Deephaven's merge method combines two or more tables into one aggregate table, which essentially stacks the tables one on top of the other:

t3 = merge(t1, t2)

  • The resulting table's rows will maintain the same order as the source tables. If the source tables tick, rows will be inserted within the merged table where they appear in the source rather than at the end.
  • The tables to be merged should have the same columns, and they should be of the same type.
  • Null inputs are skipped.
  • Python users should import the appropriate module: from deephaven.TableTools import merge

Examples

Let's start with the following source tables:

t1 = newTable(col("Source", "T1", "T1"), col("Val",1, 2))
t2 = newTable(col("Source", "T2", "T2"), col("Val", 24, 25))
t3 = newTable(col("Source", "T3", "T3"), col("Val", 13, 14))
from deephaven.TableTools import merge, mergeSorted, newTable, col

t1 = newTable(col("Source", "T1", "T1"), col("Val",1, 2))
t2 = newTable(col("Source", "T2", "T2"), col("Val", 24, 25))
t3 = newTable(col("Source", "T3", "T3"), col("Val", 13, 14))

Merge tables

The examples below merge the source tables in various ways.
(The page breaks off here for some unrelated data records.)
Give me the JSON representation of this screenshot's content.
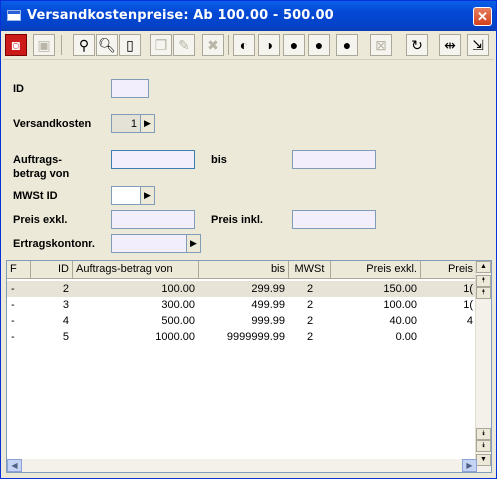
{
  "window": {
    "title": "Versandkostenpreise: Ab 100.00 - 500.00"
  },
  "toolbar": {
    "icons": [
      "binoculars-icon",
      "save-icon",
      "find-icon",
      "search-icon",
      "new-document-icon",
      "copy-icon",
      "edit-icon",
      "delete-icon",
      "record-first-icon",
      "record-prev-icon",
      "record-next-icon",
      "record-last-icon",
      "record-add-icon",
      "cancel-icon",
      "refresh-icon",
      "split-icon",
      "export-icon"
    ]
  },
  "form": {
    "id_label": "ID",
    "versandkosten_label": "Versandkosten",
    "versandkosten_value": "1",
    "auftrags_label_1": "Auftrags-",
    "auftrags_label_2": "betrag von",
    "bis_label": "bis",
    "mwst_label": "MWSt ID",
    "preis_exkl_label": "Preis exkl.",
    "preis_inkl_label": "Preis inkl.",
    "ertragskonto_label": "Ertragskontonr."
  },
  "grid": {
    "columns": [
      "F",
      "ID",
      "Auftrags-betrag von",
      "bis",
      "MWSt",
      "Preis exkl.",
      "Preis"
    ],
    "rows": [
      [
        "-",
        "2",
        "100.00",
        "299.99",
        "2",
        "150.00",
        "1("
      ],
      [
        "-",
        "3",
        "300.00",
        "499.99",
        "2",
        "100.00",
        "1("
      ],
      [
        "-",
        "4",
        "500.00",
        "999.99",
        "2",
        "40.00",
        "4"
      ],
      [
        "-",
        "5",
        "1000.00",
        "9999999.99",
        "2",
        "0.00",
        ""
      ]
    ]
  }
}
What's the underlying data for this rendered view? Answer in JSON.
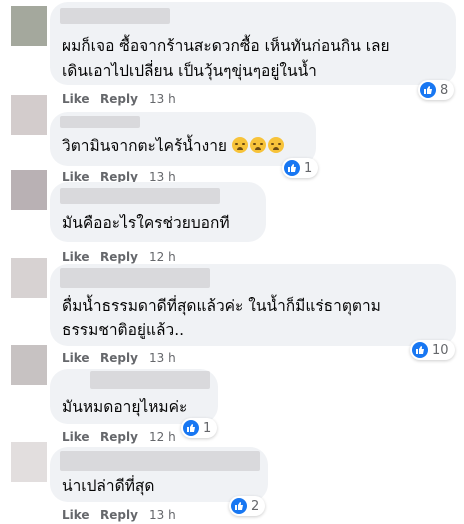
{
  "colors": {
    "accent": "#1877f2",
    "bubble": "#f0f2f5",
    "meta_text": "#65676b"
  },
  "action_labels": {
    "like": "Like",
    "reply": "Reply"
  },
  "comments": [
    {
      "text_lines": [
        "ผมก็เจอ ซื้อจากร้านสะดวกซื้อ เห็นทันก่อนกิน เลย",
        "เดินเอาไปเปลี่ยน เป็นวุ้นๆขุ่นๆอยู่ในน้ำ"
      ],
      "time": "13 h",
      "reactions": "8"
    },
    {
      "text_lines": [
        "วิตามินจากตะไคร้น้ำงาย"
      ],
      "emoji": [
        "weary-face-emoji",
        "weary-face-emoji",
        "weary-face-emoji"
      ],
      "time": "13 h",
      "reactions": "1"
    },
    {
      "text_lines": [
        "มันคืออะไรใครช่วยบอกที"
      ],
      "time": "12 h",
      "reactions": ""
    },
    {
      "text_lines": [
        "ดื่มน้ำธรรมดาดีที่สุดแล้วค่ะ ในน้ำก็มีแร่ธาตุตาม",
        "ธรรมชาติอยู่แล้ว.."
      ],
      "time": "13 h",
      "reactions": "10"
    },
    {
      "text_lines": [
        "มันหมดอายุไหมค่ะ"
      ],
      "time": "12 h",
      "reactions": "1"
    },
    {
      "text_lines": [
        "น่าเปล่าดีที่สุด"
      ],
      "time": "13 h",
      "reactions": "2"
    }
  ]
}
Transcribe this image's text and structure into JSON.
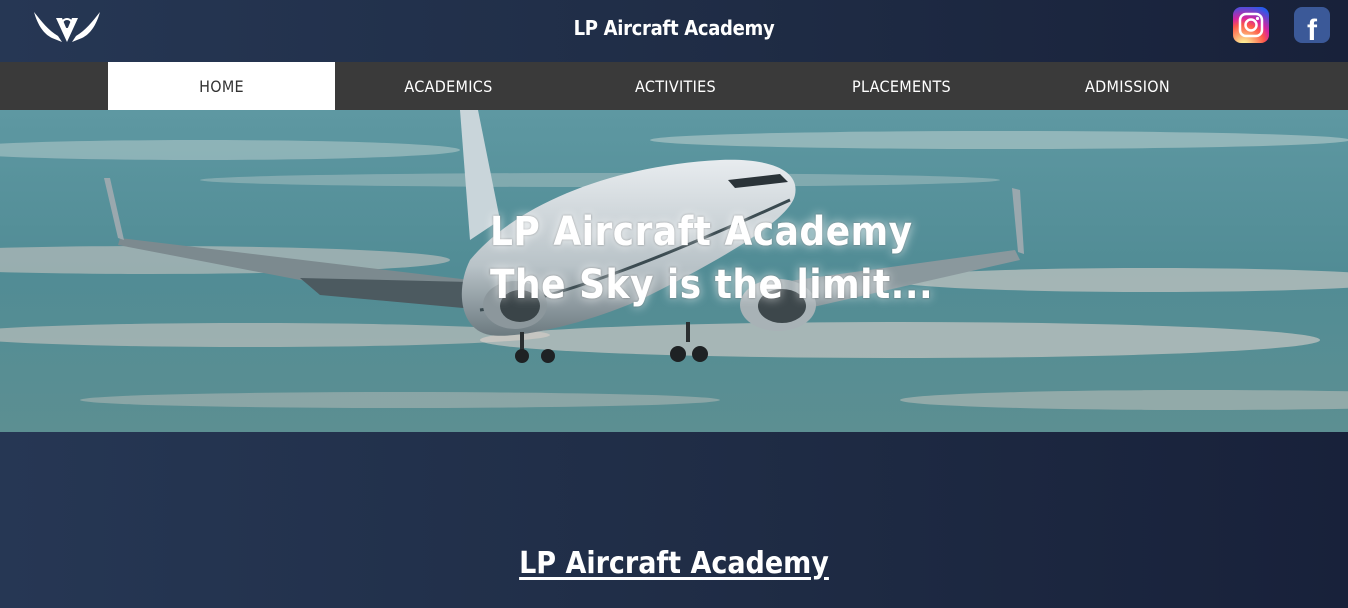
{
  "header": {
    "title": "LP Aircraft Academy",
    "logo_icon": "wings-logo-icon",
    "social": [
      {
        "name": "instagram",
        "icon": "instagram-icon"
      },
      {
        "name": "facebook",
        "icon": "facebook-icon",
        "glyph": "f"
      }
    ]
  },
  "nav": {
    "items": [
      {
        "label": "HOME",
        "active": true
      },
      {
        "label": "ACADEMICS",
        "active": false
      },
      {
        "label": "ACTIVITIES",
        "active": false
      },
      {
        "label": "PLACEMENTS",
        "active": false
      },
      {
        "label": "ADMISSION",
        "active": false
      }
    ]
  },
  "hero": {
    "line1": "LP Aircraft Academy",
    "line2": "The Sky is the limit..."
  },
  "main": {
    "heading": "LP Aircraft Academy"
  },
  "colors": {
    "header_bg": "#263754",
    "nav_bg": "#3a3a3a",
    "active_tab_bg": "#ffffff",
    "sky": "#5f9aa4",
    "facebook": "#3b5998"
  }
}
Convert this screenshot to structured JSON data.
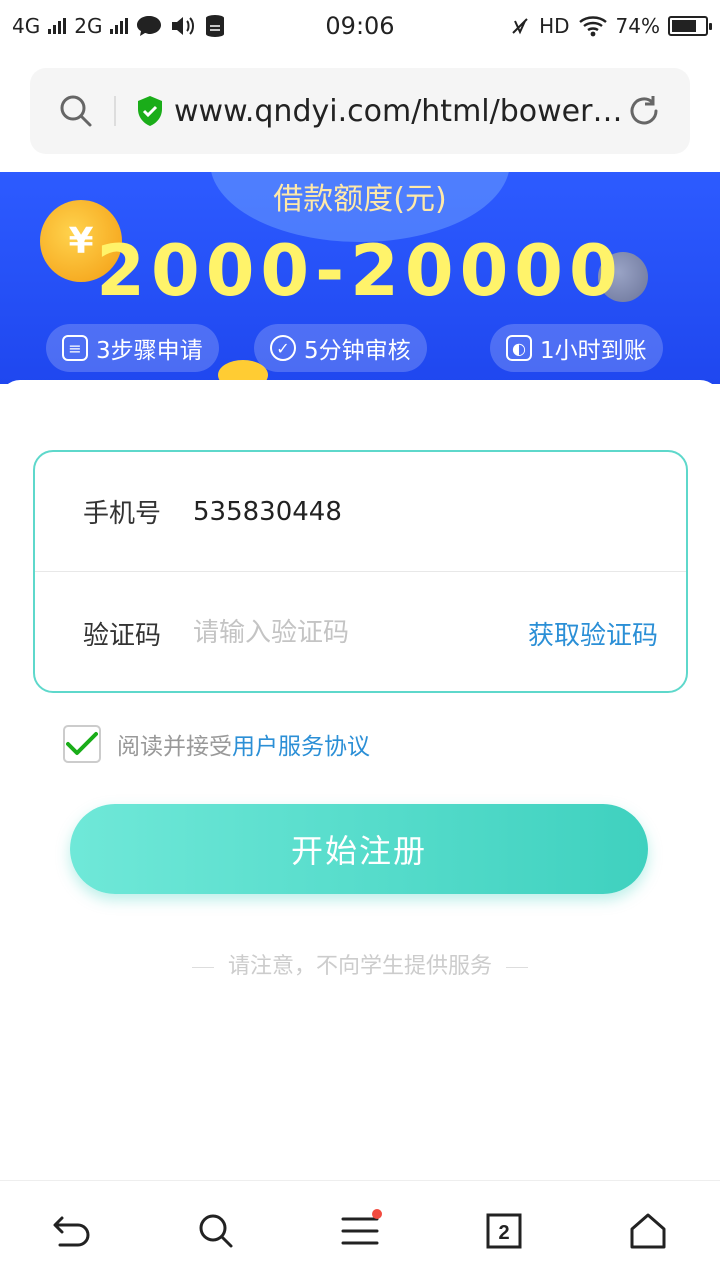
{
  "status_bar": {
    "network_1": "4G",
    "network_2": "2G",
    "time": "09:06",
    "hd_label": "HD",
    "battery_percent": "74%",
    "battery_level": 0.74
  },
  "url_bar": {
    "url": "www.qndyi.com/html/bower/…"
  },
  "banner": {
    "title": "借款额度(元)",
    "amount": "2000-20000",
    "coin_symbol": "¥",
    "features": [
      {
        "label": "3步骤申请"
      },
      {
        "label": "5分钟审核"
      },
      {
        "label": "1小时到账"
      }
    ]
  },
  "form": {
    "phone_label": "手机号",
    "phone_value": "535830448",
    "code_label": "验证码",
    "code_placeholder": "请输入验证码",
    "get_code_label": "获取验证码"
  },
  "agreement": {
    "text": "阅读并接受",
    "link": "用户服务协议",
    "checked": true
  },
  "register_button": "开始注册",
  "notice": "请注意，不向学生提供服务",
  "bottom_nav": {
    "tab_count": "2",
    "menu_has_badge": true
  },
  "colors": {
    "accent_teal": "#3fd1bf",
    "link_blue": "#2b8fd6",
    "banner_blue": "#1f47ef",
    "amount_yellow": "#fff36a",
    "badge_red": "#f24b3f",
    "check_green": "#1aad19"
  },
  "icons": {
    "url_search": "search-icon",
    "secure": "shield-check-icon",
    "reload": "refresh-icon",
    "nav": [
      "back-icon",
      "search-icon",
      "menu-icon",
      "tabs-icon",
      "home-icon"
    ]
  }
}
You can see that the tables may be individually listed or contained within an array, with the same results.

t4 = merge(t1,t2)

t5 = merge([t1,t2,t3])

ts=[t1, t2, t3]
t6 = merge(ts)

The example below uses mergeSorted to both merge the tables, and then sort the values rather than place them in stacked order.

t7 = mergeSorted("Val", t1, t2, t3)

Null values

When merging tables, null values are ignored.

In this case, both tables t6 and t7 will contain the same data as t1.

t8 = merge(null, t1)
t9 = merge([null, t1])
t8 = merge(None, t1)
t9 = merge([None, t1])

However, if there are only null values, the result table will return a null because it doesn't have enough information to produce a result table.

t10 = merge([null])
t10 = merge([None])

Reducing the amount of merge operations

The next two examples produce the same results; however, the second query is preferable as it requires only one merge, whereas the first one is doing a loop equivalent to t11 = merge(t5, merge(t4, merge(t3, merge(t2, merge(t1, null))))).

# Method 1: this works but is slightly inefficient

t11 = None
for i in range(5):
   t = newTable(col("Source", f"T{i}", f"T{i}"), col("Val",i, 10*i))
   t11 = merge(t11, t)
// Method 1: this works but is slightly inefficient
t11 = null
for(i=0; i<5; i++) {
   t = newTable(col("Source", "T${i}", "T${i}"), col("Val",i, 10*i))
   t11 = merge(t11, t)
}
# Method 2: a more efficient implementation
ts = []
for i in range(5):
   t = newTable(col("Source", f"T{i}", f"T{i}"), col("Val",i, 10*i))
   ts.append(t)
t12 = merge(ts)
// Method 2: a more efficient implementation
ts = []
for(i=0; i<5; i++) {
   t = newTable(col("Source", "T${i}", "T${i}"), col("Val",i, 10*i))
   ts.add(t)
}
t12 = merge(ts)

Refreshing data

The new rows are inserted in the order of the source table; in other words, rows from tt1 are inserted in the middle of table tt3, above the second stacked table, rather than at the end.

tt1 = db.timeTable("00:00:02").view("Table=`T1`", "I=i")
tt2 = db.timeTable("00:00:05").view("Table=`T2`", "I=i")

tt3 = merge(tt1,tt2)

Note

mergeSorted does not work with ticking tables at this time.